Process control systems, like those used in chemical, petroleum or other processes, typically include one or more centralized process controllers communicatively coupled to at least one host or operator workstation and to one or more field devices via analog, digital or combined analog/digital buses. The field devices, which may be, for example, valves, valve positioners, vessels, tanks, switches and transmitters (e.g., temperature, pressure and flow rate sensors), perform functions within the process such as opening or closing valves, raising/lowering temperatures and/or pressures, and measuring process parameters. The process controller receives signals indicative of process measurements made by the field devices and/or other information pertaining to the field devices, uses this information to implement a control routine, and then generates control signals that are sent over the buses or other communication lines to the field devices to control the operation of the process. Information from the field devices and the controllers may be made available to one or more applications executed by the operator workstation to enable an operator to perform desired functions with respect to the process, such as viewing the current state of the process, modifying the operation of the process, etc.
Process control system applications typically include process control routines that can be configured to perform various functions or operations in a process control system. For example, process control routines may be used to control valves, motors, boilers, heaters, and/or other devices that allow a product (e.g., petroleum, cosmetics, food, etc.) to be produced. The manufactured product may be dependent upon proper process control routine functionality, and/or may require tuning/alteration in an effort to bring product specifications within acceptable tolerances (e.g., chemical composition percentages, product viscosity, etc.).
Process control routines may also be used to monitor field devices, modules, plant areas, etc. and collect information associated with a process control system. Field devices used to implement the process control routines are typically coupled to one another and to a process controller via a data bus. In an effort to verify that the process control routines operate in a manner that maintains acceptable product tolerances, product batch parameters may be measured and saved during manufacture of the product. Control operators, plant managers, configuration personnel, maintenance personnel, engineers and/or other individuals responsible to maintain acceptable product quality may access one or more databases that store parameters associated with a product batch and/or any other manufacturing, measurement and/or research process. Accordingly, a relatively large number of personnel may have access to parameters used by the process control system, such as parameters related to temperature set points, alarm limits, time set points, proportional-integral-derivative (PID) set points, etc.
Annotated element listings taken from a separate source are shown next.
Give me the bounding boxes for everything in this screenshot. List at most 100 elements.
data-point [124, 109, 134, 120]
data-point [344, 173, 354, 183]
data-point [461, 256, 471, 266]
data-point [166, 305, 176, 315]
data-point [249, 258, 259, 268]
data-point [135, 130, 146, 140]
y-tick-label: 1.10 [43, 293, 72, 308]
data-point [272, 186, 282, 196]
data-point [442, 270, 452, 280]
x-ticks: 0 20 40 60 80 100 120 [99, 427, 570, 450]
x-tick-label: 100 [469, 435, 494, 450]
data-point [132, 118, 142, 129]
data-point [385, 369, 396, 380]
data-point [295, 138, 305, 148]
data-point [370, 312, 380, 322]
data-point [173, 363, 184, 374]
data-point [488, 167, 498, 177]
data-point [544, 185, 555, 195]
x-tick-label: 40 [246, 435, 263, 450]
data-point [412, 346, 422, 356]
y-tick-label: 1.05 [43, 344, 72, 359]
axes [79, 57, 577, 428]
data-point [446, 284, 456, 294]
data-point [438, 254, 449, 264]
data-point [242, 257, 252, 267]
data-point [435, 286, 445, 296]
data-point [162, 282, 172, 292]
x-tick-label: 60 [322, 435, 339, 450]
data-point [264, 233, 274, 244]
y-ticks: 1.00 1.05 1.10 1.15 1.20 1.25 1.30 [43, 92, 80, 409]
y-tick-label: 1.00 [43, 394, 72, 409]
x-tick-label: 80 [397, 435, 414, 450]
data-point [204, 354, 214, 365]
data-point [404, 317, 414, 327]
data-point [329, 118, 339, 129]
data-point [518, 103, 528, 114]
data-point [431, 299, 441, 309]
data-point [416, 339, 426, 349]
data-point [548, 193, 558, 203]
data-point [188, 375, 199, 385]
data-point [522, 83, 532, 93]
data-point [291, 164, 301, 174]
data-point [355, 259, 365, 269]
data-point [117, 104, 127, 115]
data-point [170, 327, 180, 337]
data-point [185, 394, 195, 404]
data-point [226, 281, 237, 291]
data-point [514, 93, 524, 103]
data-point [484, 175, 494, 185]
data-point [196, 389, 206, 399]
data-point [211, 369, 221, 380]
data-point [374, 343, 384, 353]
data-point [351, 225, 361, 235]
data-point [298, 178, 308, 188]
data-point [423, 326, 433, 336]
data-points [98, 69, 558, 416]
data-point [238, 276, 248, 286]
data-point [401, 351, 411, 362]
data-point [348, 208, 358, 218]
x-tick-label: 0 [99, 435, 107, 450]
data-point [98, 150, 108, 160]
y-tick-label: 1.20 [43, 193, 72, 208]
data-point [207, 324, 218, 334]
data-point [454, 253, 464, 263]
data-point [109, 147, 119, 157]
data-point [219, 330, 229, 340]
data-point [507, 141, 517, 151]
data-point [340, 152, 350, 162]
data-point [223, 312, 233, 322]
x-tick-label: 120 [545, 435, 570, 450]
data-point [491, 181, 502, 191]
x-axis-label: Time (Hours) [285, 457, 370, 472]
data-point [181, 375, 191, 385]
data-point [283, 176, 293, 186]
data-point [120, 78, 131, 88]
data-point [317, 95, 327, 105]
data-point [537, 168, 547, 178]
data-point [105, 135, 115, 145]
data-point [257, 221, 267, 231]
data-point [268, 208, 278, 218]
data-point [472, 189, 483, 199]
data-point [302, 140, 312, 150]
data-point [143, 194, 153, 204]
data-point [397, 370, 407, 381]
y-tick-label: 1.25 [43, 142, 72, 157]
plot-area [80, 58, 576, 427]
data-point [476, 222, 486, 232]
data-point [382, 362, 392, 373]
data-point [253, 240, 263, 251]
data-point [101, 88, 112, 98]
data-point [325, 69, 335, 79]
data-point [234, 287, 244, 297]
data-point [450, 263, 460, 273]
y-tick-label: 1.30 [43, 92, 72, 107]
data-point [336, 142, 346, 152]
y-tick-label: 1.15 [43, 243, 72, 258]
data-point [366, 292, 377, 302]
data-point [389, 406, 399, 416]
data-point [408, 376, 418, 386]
Process control systems typically include a runtime database to store parameter values. Upon a parameter value change by a user of the process control system, such as an alarm limit change, the runtime database stores the new parameter value. On a periodic, manual and/or scheduled basis, a configuration database is updated to reflect parameter values for the process control system and/or other process control systems that may also be connected to a larger networked manufacturing plant(s). Prior to the configuration database update, personnel having relatively high authority over the process control system typically verify that the data to be uploaded during the update is correct, authorized and/or within proper safety settings.